Dans Éloge du Risque, la philosophe et psychanalyste Anne Dufourmantelle constate que « c’est la métaphore, l’image floutée, l’incertitude qui nous décrit le mieux. Être en suspens, c’est revenir à la pénombre, à un point de relatif aveuglement, et d’une certaine manière s’y tenir. Car en s’y tenant autre chose apparait, une autre limite, une autre rive3 ». Finel en segmentant les corps, en soustrayant ce qui est connu à notre regard, en laissant des images en suspens de toute interprétation figée, crée un nouvel imaginaire autour de ces mal-aimés.

Elle propose une ère de règnes confondus, hybrides – qui doit passer par une acceptation de l’Homme comme proie. Au contact des reptiles présents dans ses dernières créations, Finel s’est intéressée aux écrits de l’écoféministe australienne Val Plumwood. Arrachée de son canoë et emportée dans les tréfonds d’une rivière par la mâchoire d’un crocodile, Plumwood survit à cette attaque et ressort de cette expérience profondément marquée par la « scandaleuse » inexactitude de tout son système de pensée : « Je sais à présent qu’un animal qui peut donner une image trompeuse de sa taille à la proie qu’il a ciblée peut également l’aider à prendre conscience de sa véritable identité4 ». L’homme est lui aussi une source de nourriture, sa corporéité ne le soustrayant aucunement à la dynamique de la chaîne alimentaire. La grande banalité de sa mort comme proie permet selon Plumwood d’aplanir et d’égaliser les relations entre espèces. Elle ajoute : « La perspective du crocodile est celle d’un œil ancien, un œil évaluateur et critique susceptible de jauger la teneur de la vie et d’en révéler les déficiences. La voix des crocodiles nous vient d’un lointain passé, elle couvre un laps de temps qui a vu naître et s’éteindre de nombreuses espèces5 ».

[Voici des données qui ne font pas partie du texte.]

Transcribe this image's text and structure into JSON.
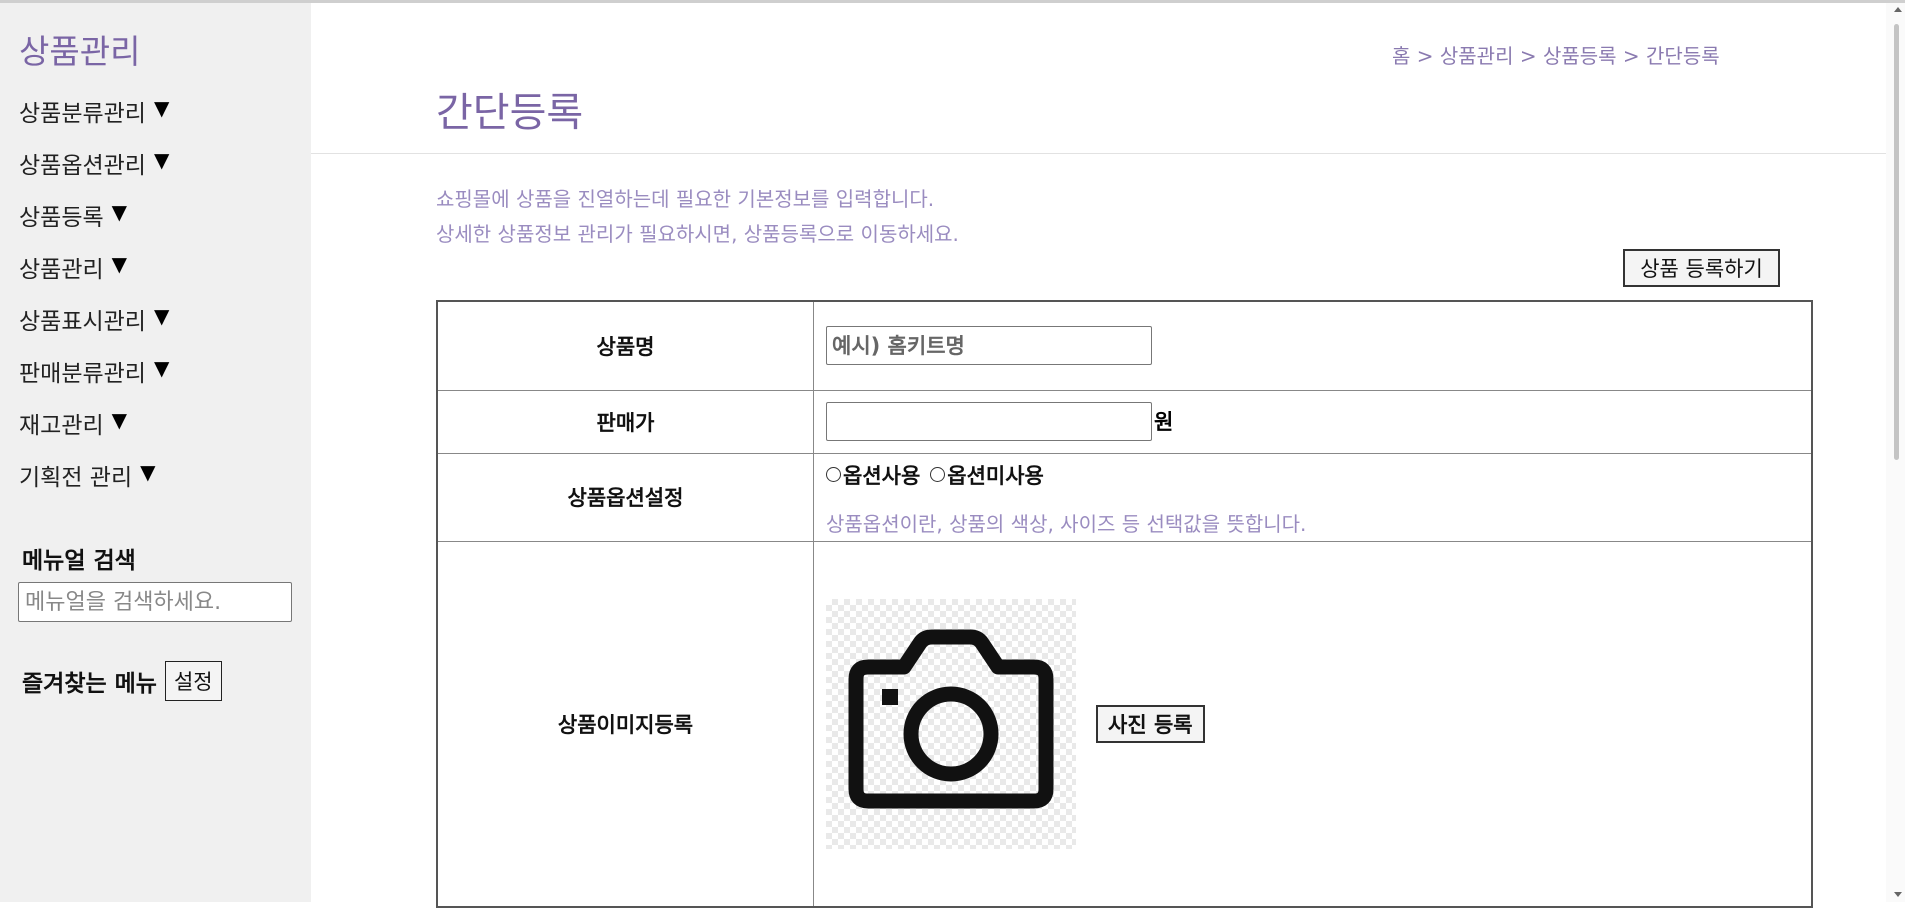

Comment alors risquer véritablement la cohabitation en préservant les espaces qui abritent ces autres ? Cela passe par l’abolition de l’idée même d’une hiérarchie, solidement ancrée dans la matrice de notre humanité, dans l’empathie qu’il faut déployer pour partager les ressources limitées, et porter au creux de l’âme la conviction qu’ « une forêt constitue un écosystème. Un lichen constitue un écosystème. Un rivage… Une écorce… Une montagne… Un rocher… Un nuage6 ».



1
Arthur Rimbaud. Poésies : Une Saison en enfer ; Illuminations. Dans Les Cahiers de Douai. Soleil et Chair. Éditions Gallimard, 1999, p.66.
2 Gilles Clément, Manifeste du tiers paysage, Éditions du commun, 2020, p.25.
3 A Dufourmantelle. Éloge du risque. Dans En Suspens. Éditions du commun, 2020, p.25.
4 Val Plumwood. Dans l’œil du crocodile. L’humanité comme proie. Dans Rencontre avec le prédateur. Éditions Wildproject. 2021, p.29.
5 Ibid,. p.40.
Gilles Clément. Manifeste du tiers paysage. Éditions du commun, 2020, p.47.